Kevin Romes: Neuer Spitzenkoch im Bayerischen Hof setzt auf Nachhaltigkeit
Kevin Romes: Neuer Spitzenkoch im Bayerischen Hof

Kevin Romes ist der neue Küchenchef im Atelier des Münchner Luxushotels Bayerischer Hof. Der 35-Jährige will dort nicht nur die bestehenden zwei Michelin-Sterne verteidigen, sondern auch die Sterneküche nachhaltiger gestalten. Im Interview mit der AZ spricht er über regionale Produkte, kurze Lieferketten, Lebensmittelverschwendung und sein Verständnis von Nachhaltigkeit als Prozess.

Ein Koch mit internationaler Erfahrung

Seit wenigen Tagen steht Kevin Romes im Fünf-Sterne-Hotel am Herd und bringt internationale Erfahrung aus der Spitzengastronomie mit. Der gebürtige Rheinhesse arbeitete unter anderem im Zwei-Sterne-Restaurant Skin’s in Lenzburg (Schweiz), im Restaurant Überfahrt am Tegernsee, im Einstein Gourmet sowie im Schloss Elmau. „München war ein langfristiges Ziel. Dass es so schnell mit einem Job hier geklappt hat, ist einfach großartig“, sagt Romes. Gemeinsam mit seiner Partnerin und dem Hund ist er nach Haidhausen gezogen, wo er die grüne Umgebung und das lebendige Viertel schätzt.
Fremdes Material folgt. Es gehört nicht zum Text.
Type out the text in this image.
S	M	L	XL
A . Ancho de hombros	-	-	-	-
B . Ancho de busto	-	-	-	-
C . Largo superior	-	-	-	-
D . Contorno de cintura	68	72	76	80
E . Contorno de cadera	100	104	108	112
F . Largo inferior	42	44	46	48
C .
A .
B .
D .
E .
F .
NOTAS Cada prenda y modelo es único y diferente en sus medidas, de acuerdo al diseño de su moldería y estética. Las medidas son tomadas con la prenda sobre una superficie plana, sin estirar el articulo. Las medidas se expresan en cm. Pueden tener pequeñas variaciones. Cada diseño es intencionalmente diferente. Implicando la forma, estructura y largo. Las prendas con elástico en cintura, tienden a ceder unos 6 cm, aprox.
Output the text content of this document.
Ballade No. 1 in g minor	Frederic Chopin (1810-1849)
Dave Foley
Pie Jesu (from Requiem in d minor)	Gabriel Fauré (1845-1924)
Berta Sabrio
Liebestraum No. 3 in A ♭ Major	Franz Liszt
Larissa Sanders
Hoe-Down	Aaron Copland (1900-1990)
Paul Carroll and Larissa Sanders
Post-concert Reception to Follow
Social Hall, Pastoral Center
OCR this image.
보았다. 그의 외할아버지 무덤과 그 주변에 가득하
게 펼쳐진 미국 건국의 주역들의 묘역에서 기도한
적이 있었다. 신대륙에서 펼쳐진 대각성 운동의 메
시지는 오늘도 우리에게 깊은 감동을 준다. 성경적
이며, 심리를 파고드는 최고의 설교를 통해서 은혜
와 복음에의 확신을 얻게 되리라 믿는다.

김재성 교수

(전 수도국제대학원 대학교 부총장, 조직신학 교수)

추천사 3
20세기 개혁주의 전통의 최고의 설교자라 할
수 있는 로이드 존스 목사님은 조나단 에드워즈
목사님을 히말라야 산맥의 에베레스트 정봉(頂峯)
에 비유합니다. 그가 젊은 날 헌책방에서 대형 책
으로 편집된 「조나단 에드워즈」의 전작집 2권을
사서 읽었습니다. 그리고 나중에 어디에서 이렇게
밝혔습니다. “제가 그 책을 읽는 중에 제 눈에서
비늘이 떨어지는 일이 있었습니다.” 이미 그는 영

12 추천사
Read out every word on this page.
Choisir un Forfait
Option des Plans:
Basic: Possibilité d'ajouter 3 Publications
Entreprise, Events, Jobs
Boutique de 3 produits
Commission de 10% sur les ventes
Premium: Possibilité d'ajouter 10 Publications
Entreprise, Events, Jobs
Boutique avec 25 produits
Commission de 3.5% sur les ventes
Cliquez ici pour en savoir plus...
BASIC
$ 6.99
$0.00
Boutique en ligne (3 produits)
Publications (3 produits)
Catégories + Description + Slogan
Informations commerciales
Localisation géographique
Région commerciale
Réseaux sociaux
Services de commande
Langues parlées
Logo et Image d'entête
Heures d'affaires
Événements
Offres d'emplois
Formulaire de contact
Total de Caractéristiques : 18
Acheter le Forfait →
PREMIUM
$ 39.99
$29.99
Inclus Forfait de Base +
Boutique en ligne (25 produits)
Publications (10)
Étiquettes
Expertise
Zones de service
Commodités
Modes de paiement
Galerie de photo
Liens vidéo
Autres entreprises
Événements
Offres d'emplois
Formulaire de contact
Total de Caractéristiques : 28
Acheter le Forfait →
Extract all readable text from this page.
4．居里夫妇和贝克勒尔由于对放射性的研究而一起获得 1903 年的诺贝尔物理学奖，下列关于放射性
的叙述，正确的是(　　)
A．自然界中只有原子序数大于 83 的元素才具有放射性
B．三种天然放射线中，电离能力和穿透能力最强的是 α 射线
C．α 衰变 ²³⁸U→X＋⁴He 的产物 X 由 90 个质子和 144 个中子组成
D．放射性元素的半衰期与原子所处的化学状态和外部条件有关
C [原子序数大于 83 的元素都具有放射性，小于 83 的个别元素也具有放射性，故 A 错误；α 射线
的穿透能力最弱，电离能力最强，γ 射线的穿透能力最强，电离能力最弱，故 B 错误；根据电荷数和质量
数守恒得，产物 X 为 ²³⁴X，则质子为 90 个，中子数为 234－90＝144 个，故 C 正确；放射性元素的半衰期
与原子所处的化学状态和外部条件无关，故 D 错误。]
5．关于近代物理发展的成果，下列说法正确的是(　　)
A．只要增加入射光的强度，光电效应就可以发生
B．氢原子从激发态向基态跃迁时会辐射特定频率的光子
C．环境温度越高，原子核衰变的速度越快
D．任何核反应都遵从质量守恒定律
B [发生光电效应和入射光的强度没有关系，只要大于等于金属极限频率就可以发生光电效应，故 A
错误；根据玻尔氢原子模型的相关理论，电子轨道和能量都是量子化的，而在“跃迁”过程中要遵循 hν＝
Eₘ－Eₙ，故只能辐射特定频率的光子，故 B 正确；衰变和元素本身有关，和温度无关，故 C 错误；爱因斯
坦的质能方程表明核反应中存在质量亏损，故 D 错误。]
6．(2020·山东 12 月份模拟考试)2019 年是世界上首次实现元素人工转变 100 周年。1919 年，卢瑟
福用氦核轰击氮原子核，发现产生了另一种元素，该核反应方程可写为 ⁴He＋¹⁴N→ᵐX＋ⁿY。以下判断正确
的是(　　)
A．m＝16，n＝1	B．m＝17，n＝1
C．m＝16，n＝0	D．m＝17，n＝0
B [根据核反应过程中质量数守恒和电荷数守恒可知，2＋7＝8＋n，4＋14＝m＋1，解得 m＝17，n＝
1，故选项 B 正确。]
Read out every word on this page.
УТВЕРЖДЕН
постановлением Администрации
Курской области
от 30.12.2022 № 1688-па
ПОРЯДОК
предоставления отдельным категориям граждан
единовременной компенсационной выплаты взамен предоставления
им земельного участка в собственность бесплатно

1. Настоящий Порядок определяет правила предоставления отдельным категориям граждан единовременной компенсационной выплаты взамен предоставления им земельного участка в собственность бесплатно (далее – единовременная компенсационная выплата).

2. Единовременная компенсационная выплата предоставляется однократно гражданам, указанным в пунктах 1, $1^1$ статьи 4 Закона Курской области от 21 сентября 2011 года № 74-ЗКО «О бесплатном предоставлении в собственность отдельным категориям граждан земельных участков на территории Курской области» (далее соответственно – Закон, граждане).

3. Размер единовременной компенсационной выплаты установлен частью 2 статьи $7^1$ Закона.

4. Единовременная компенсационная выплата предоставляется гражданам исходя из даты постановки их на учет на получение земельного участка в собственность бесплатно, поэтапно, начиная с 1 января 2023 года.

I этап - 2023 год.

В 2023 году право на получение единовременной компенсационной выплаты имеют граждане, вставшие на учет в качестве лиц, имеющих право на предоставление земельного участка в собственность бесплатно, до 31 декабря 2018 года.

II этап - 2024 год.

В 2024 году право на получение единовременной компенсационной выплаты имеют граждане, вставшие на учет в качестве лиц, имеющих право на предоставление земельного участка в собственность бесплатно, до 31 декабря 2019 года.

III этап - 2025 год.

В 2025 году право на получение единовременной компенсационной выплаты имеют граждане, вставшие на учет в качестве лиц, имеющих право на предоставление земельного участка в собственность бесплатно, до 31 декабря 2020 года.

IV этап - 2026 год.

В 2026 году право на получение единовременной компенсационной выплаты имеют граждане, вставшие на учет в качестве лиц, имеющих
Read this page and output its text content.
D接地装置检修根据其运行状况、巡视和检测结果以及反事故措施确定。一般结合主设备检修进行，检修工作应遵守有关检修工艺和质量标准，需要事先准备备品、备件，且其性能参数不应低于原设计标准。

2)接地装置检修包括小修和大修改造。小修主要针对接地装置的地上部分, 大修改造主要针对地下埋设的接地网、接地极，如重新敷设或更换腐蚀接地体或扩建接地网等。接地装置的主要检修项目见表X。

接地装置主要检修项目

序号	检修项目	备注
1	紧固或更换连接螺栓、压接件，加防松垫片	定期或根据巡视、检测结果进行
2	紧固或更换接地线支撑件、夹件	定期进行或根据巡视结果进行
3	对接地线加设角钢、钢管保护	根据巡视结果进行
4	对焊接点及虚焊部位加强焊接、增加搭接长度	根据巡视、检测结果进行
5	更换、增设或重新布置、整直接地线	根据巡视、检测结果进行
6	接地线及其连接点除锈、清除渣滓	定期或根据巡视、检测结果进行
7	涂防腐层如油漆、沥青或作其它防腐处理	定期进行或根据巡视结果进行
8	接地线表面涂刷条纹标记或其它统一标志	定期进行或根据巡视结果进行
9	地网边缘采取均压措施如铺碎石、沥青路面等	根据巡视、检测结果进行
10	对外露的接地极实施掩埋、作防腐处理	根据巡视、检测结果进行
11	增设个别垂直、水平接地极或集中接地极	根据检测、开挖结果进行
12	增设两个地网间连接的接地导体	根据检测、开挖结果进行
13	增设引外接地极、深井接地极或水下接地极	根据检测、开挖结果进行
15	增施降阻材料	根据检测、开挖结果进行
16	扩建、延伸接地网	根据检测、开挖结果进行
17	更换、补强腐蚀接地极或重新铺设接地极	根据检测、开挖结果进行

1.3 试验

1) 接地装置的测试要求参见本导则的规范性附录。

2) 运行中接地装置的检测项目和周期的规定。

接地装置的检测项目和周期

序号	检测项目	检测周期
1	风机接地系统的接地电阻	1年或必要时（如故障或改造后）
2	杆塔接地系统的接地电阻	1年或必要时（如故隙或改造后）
Präzision durch Teamstruktur

Im Atelier arbeitet Romes mit einem achtköpfigen Küchenteam. „Jeder Posten ist doppelt besetzt – so einen Luxus hatte ich vorher noch nie“, erklärt er. Diese Struktur ermögliche Präzision und Konstanz im Alltag. Das Menü wird spätestens quartalsweise komplett überarbeitet, um Saisonalität und Regionalität Rechnung zu tragen. Auch ein vegetarisches Menü ist stets verfügbar.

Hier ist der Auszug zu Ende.